- Theatrical release poster
- Chinese: 帶我去月球
- Hanyu Pinyin: Dài wǒ qù yuè qiú
- Directed by: Hsieh Chun-yi
- Written by: Birdy Fong
- Produced by: Hsu Guo-lun
- Starring: Jasper Liu Vivian Sung Vera Yen Shih Chih-tian Pipi Yao Lee Chuan
- Cinematography: Yao Hung-i
- Production companies: Goodfilms Workshop mm2 Entertainment
- Distributed by: Shine Time Entertainment
- Release date: December 1, 2017;
- Running time: 105 minutes
- Country: Taiwan
- Language: Mandarin
- Box office: NT$14,671,083 (Total Admission: 67,154)(Taiwan) US$779,487 (Total Admission: 111,541)(Korea)

= Take Me to the Moon =

Take Me to the Moon is a 2017 Taiwanese romance film directed by Hsieh Chun-yi. The film stars Jasper Liu, Vivian Sung, Vera Yen, Shih Chih-tian, Pipi Yao and Lee Chuan. It was released in theaters on December 1, 2017.

==Premise==
Cheng-hsiang reunites with the members of his high school band and reminisces about their lead singer and his past love, En-pei, whose pursuit of her dreams ended in tragedy. He regrets encouraging her to pursue her dreams all those years ago, wondering if she would have lived if he had not said anything to her. Drunk after the memorial and hit by a vehicle, Cheng-hsiang is miraculously transported back to the past, where he sets out to give better advice to En-pei.

==Cast==
- Jasper Liu as Wang Cheng-hsiang
- Vivian Sung as Li En-pei
- Vera Yen as Hsiao-ba
- Shih Chih-tian as Da-bao
- Pipi Yao as Hsiao-fen
- Lee Chuan as Sheng
- Lu Hsueh-feng as Flower vendor
- Irene Luo as Ms. Chen
- Yuki Daki as Mr. Chen
- Kelly Kuo as En-pei's mother
- Yang Li-yin as Cheng-hsiang's mother
- Pu Hsueh-liang as Cheng-hsiang's father
- Landy Wen as Ruby
- Birdman C as Chang Yu-sheng

==Production==
Filming began in September 2016.

The title of the film is a tribute to the song "Take Me to the Moon" by Chang Yu-sheng, which featured on the soundtrack of the film.

==Reception==

===Box office===
Domestically, it received an indifferent response. The film grossed $14.6 million NTD, making it the top 12 Taiwanese film of 2017 and attracted an audience of 67,0154 in total.

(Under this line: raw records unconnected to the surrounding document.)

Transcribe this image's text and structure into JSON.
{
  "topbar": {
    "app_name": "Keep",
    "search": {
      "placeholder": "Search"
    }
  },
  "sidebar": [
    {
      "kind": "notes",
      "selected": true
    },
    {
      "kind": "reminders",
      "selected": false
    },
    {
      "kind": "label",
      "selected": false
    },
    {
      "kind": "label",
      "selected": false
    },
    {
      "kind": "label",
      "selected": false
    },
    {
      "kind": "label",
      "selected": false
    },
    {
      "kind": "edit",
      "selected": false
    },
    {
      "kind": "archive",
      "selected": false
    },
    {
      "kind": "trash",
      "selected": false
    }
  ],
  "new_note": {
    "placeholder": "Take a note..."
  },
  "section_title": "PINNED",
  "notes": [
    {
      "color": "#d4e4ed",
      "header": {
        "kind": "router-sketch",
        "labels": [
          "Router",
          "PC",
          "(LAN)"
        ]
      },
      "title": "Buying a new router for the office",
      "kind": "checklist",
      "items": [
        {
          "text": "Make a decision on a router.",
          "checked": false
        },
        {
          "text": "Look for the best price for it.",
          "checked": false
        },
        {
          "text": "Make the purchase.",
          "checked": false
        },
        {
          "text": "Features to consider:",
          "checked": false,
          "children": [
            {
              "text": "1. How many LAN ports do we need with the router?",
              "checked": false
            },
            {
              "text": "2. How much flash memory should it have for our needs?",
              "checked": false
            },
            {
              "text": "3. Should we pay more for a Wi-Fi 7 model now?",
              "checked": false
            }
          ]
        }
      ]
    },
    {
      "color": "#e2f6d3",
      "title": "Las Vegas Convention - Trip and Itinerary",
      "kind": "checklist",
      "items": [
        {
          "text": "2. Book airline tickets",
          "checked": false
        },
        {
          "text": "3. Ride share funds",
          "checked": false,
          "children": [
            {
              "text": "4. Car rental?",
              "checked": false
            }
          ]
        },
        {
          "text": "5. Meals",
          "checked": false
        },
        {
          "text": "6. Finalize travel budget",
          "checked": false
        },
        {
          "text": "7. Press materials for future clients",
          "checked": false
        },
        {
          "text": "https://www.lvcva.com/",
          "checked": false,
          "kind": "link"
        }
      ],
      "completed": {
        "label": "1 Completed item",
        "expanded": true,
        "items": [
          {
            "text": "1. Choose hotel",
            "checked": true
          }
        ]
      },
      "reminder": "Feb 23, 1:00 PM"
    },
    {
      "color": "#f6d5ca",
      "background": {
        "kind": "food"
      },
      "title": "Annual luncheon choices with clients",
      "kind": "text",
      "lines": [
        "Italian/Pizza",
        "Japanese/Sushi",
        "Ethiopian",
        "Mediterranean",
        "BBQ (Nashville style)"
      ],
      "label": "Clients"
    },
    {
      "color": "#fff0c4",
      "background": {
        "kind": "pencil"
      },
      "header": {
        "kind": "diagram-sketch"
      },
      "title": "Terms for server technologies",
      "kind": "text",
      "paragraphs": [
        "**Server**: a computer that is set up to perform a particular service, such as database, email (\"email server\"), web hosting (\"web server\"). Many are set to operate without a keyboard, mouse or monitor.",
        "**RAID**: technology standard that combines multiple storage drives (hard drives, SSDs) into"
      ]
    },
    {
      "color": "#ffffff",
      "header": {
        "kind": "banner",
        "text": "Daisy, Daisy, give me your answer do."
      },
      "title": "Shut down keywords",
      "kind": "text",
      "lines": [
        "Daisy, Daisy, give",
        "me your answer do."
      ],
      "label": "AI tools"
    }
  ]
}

In Korea, it was released under the title of "Hi, My Girl (안녕, 나의 소녀)" and attracted an audience of 111,541 in total, a higher following than domestic records, making it the 3rd highest grossing Taiwanese Film in Korea of all time. The film made Jasper Liu even more popular in Korea.